I have a bunch of raster maps from a general plan of a city.


I need to vectorize them such that I can store all elements (lines, polygons, points) of the map listed in the legend in a database like PostGIS such that I can

  • find all elements of a master plan, which affect a certain region on the map (e. g. if I have a house at location X and the government wants to build a road in the same place, I want to notice it) and
  • compare two versions of a master plan by running database queries.

The ultimate purpose is to bring the data contained in these maps into a format that can be understood by non-technical people - inhabitants of the city so that they can express agreement or disagreement with the general plan.

One obvious approach is to simply lay raster map over a vector map of the region (there is a vector map of that city in OSM) and manually transfer the lines from raster to vector form.

  1. What tools (preferably open source) can I use to vectorize the maps manually and save the data in PostGIS?
  2. Are there any alternatives, which are faster? Can this process be automated (fully or partially) using open source or inexpensive commercial software?

Update 18.01.2013: FYI: I asked the copyright holder (city administration) of the maps to provide them in vector format. I'll wait for their answer and then decide on further actions.

Update 27.01.2013:

Today I made a first experiment in georeferencing for these maps.


  1. OpenStreetMap map
  2. Raster map

Process: You can see how I do georeferencing in this video.


  1. GCP points for both maps
  2. Modified raster map

I have following questions:

  1. How many points do I need to enter in order to have good enough quality of the mapping? Are there any rules of thumb for that?
  2. What can I do to improve the quality of the mapping (remove mapping defects shown below) ?

Sample mapping defect #1

Mapping defect #1

Sample mapping defect #2

Mapping defect #2

  • gis.stackexchange.com/questions/22704/… might help
    – BradHards
    Jan 13 '13 at 21:34
  • 1
    QGIS + plugins (grass plugin is correct one i think) , PostGIS , GDAL ... I woudl start project by calling people who made those maps and ask vectors maps from them After i have vectors i would store all data into postGIS , throw GeoServer and openLayers stack for internet interface Jan 14 '13 at 8:39
  • @All: I added Update 27.01.2013 above. There are some mapping defects which are caused either by too few points or wrong settings. It would be great, if you looked at the video and suggested how to improve the process. Thanks! Jan 26 '13 at 21:26

I advise you could use Wintopo, sir :)

  • Wintopo only converts TIF, JPG, PNG, GIF, BMP files. It's likely that the OP wishes to convert other file formats which are more common in GIS applications.
    – Fezter
    Jan 13 '13 at 22:32

After my own related question received here a vague suggestion to use GRASS, I wrote an ArcInfo Grid ASCII to ESRI Shapefile conversion utility in python; see Converting Esri ASCII raster to Shapefile for CartoDB?. I was motivated by the need to upload raster data in a format that CartoDB could support (they do not "officially" support raster files). The utility may be useful, possibly with some modifications. The code is on GitHub. I may be motivated to extend the code in various ways, such as simultaneous vectorization of multiple grid ASCII raster files.

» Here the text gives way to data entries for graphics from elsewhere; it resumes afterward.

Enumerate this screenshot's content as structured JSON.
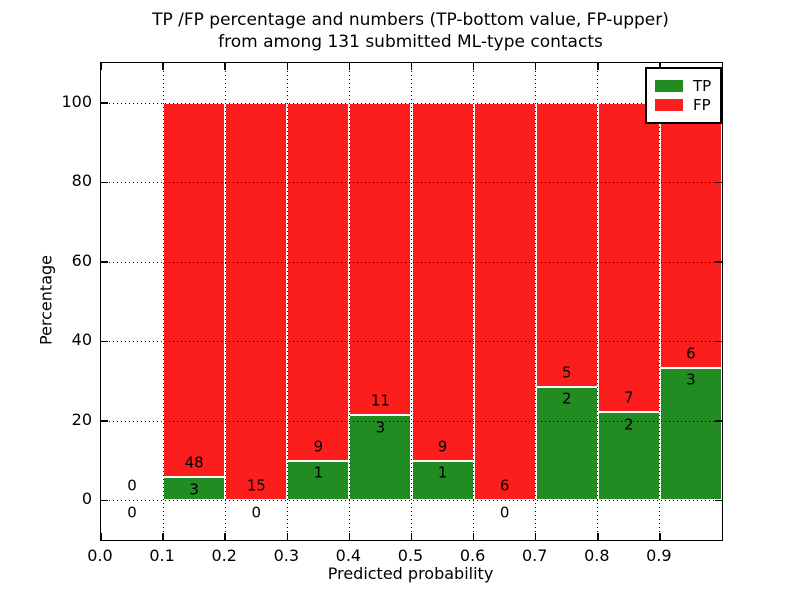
{
  "chart_data": {
    "type": "bar",
    "stacked": true,
    "normalized_to_percent": true,
    "title_lines": [
      "TP /FP percentage and numbers (TP-bottom value, FP-upper)",
      "from among 131 submitted ML-type contacts"
    ],
    "xlabel": "Predicted probability",
    "ylabel": "Percentage",
    "xlim": [
      0.0,
      1.0
    ],
    "ylim": [
      -10,
      110
    ],
    "xtick_values": [
      0.0,
      0.1,
      0.2,
      0.3,
      0.4,
      0.5,
      0.6,
      0.7,
      0.8,
      0.9
    ],
    "xtick_labels": [
      "0.0",
      "0.1",
      "0.2",
      "0.3",
      "0.4",
      "0.5",
      "0.6",
      "0.7",
      "0.8",
      "0.9"
    ],
    "ytick_values": [
      0,
      20,
      40,
      60,
      80,
      100
    ],
    "ytick_labels": [
      "0",
      "20",
      "40",
      "60",
      "80",
      "100"
    ],
    "bin_width": 0.1,
    "bin_starts": [
      0.0,
      0.1,
      0.2,
      0.3,
      0.4,
      0.5,
      0.6,
      0.7,
      0.8,
      0.9
    ],
    "series": [
      {
        "name": "TP",
        "color": "#228b22",
        "values": [
          0,
          3,
          0,
          1,
          3,
          1,
          0,
          2,
          2,
          3
        ]
      },
      {
        "name": "FP",
        "color": "#fc1d1d",
        "values": [
          0,
          48,
          15,
          9,
          11,
          9,
          6,
          5,
          7,
          6
        ]
      }
    ],
    "legend": {
      "position": "upper-right",
      "entries": [
        {
          "label": "TP",
          "color": "#228b22"
        },
        {
          "label": "FP",
          "color": "#fc1d1d"
        }
      ]
    },
    "grid": {
      "visible": true,
      "style": "dotted",
      "color": "#000000"
    },
    "bar_edge_color": "#ffffff",
    "text_color": "#000000"
  }
}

Similar to Italiano I use Scan2Cad for most of my simple stuff.

When the raster gets as complicated as what your examples are there is a whole other level of work needed.
This is a job for FME
Here is an email from dmbaugh @Safe who helped me with this concept some time ago.
But as you will see the work invloved would cause you to go to Simplexio's comment and return to the entity that originally created the rasters (they were created from vector data [that is clear]), and request the original vector data (even if they will require payment the cost of converting the raster will be greater).


it seems to me, you need a workspace that combines these two example that we mention here. First, you have to separate areas that you need from the rest of the data. For that purpose, you can use RasterExpressionEvaluator.

Here is another example how it can be done:


And then, once grassland is separated on the raster level, the rest can be set to nodata, and RasterExtentsCoercer will extract only grassland polygons.

In fact, it will not be that smooth. Because of the nature of such maps the translation will probably produce a lot of "noise" from contours, labels, roads etc. Post-processing is always required and may include Generalizers, AreaCalculators, Dissolvers etc., and of course, some experimental work that should find the best sequence of the transformers and parameter values.

Dmitri from safe

To get the data in your example images into managable feature classes with well defined values you will need to remove noise (other information) like the roads, contours, streams, building footprints, and more from each image after making sure they are all georeferenced.